If you’ve made it this far, then congratulations! Even though I’ve tried to make this blog post introductory it’s by no means trivial. Hopefully you are now feeling the same wonder as I did when stumbling into this topic. I’d like to end by broadly writing about where one might head next.

This blog post only covers propositional logic, but one can interpret predicate logic and even higher-order logic within programming languages. This is done with dependent type theory. In dependent type theories, types may themselves *depend* upon values, letting one create types such as `is-even n`

which depend on a natural number `n`

. This type would have terms which are witnesses that `n`

is even. These programming languages, or proof assistants as they are usually called, enable you to prove properties of both programs and mathematical objects.
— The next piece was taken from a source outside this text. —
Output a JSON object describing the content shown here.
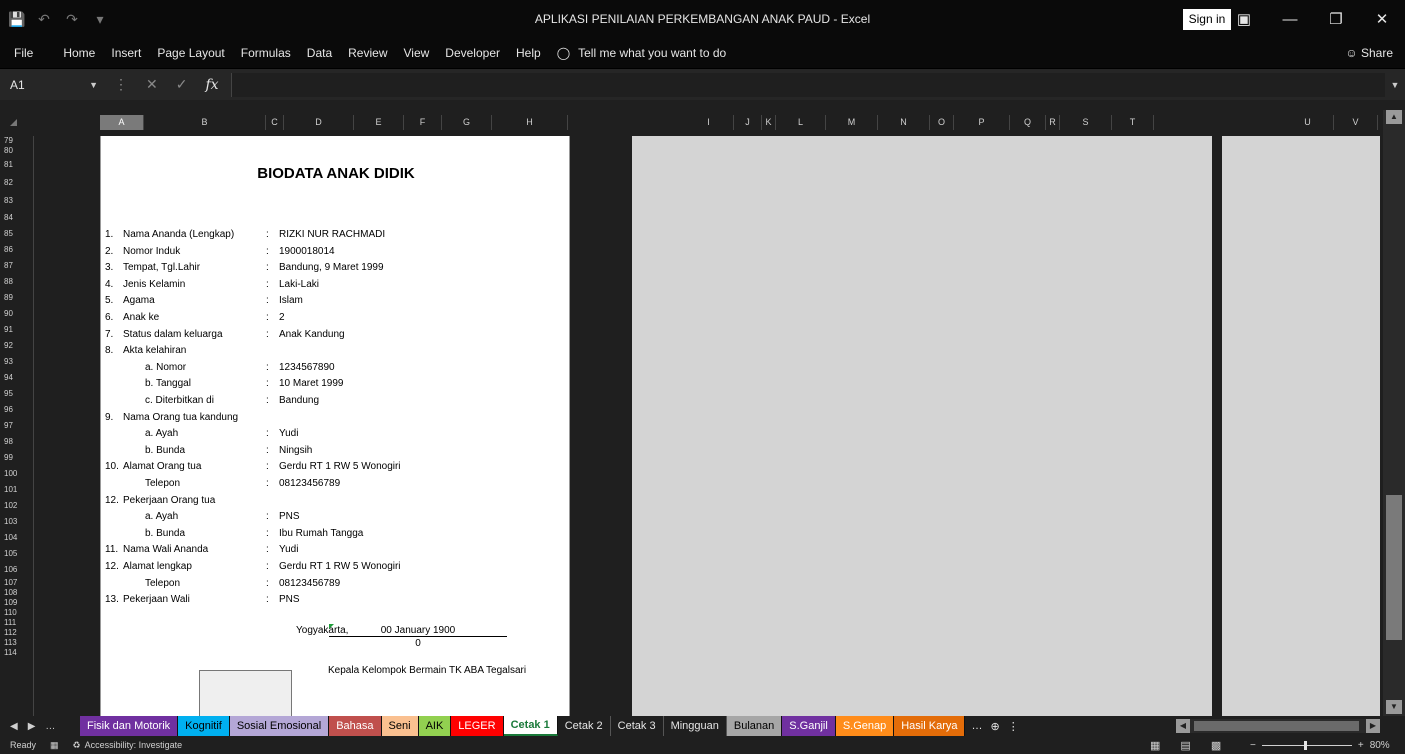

In doing so they provide a way to automatically check mathematical proofs for correctness. There are already many mathematicians using these tools to create formalized proofs of mathematical theorems.

If you are interested in learning more about dependent type theory, then you might be interested in downloading and playing around with a proof assistant. I recommend agda to those familiar with Haskell; a lengthy list of agda tutorials is included in its documentation. If you wish to learn more about how doing math with types rather than sets might lead to new insights and connections to topology, then I encourage you to learn about homotopy type theory, for which there are some great resources: HoTTEST Summer School 2022 lectures, HoTTEST Summer School 2022 GitHub, Introduction to Homotopy Type Theory, 1lab, HoTT Book.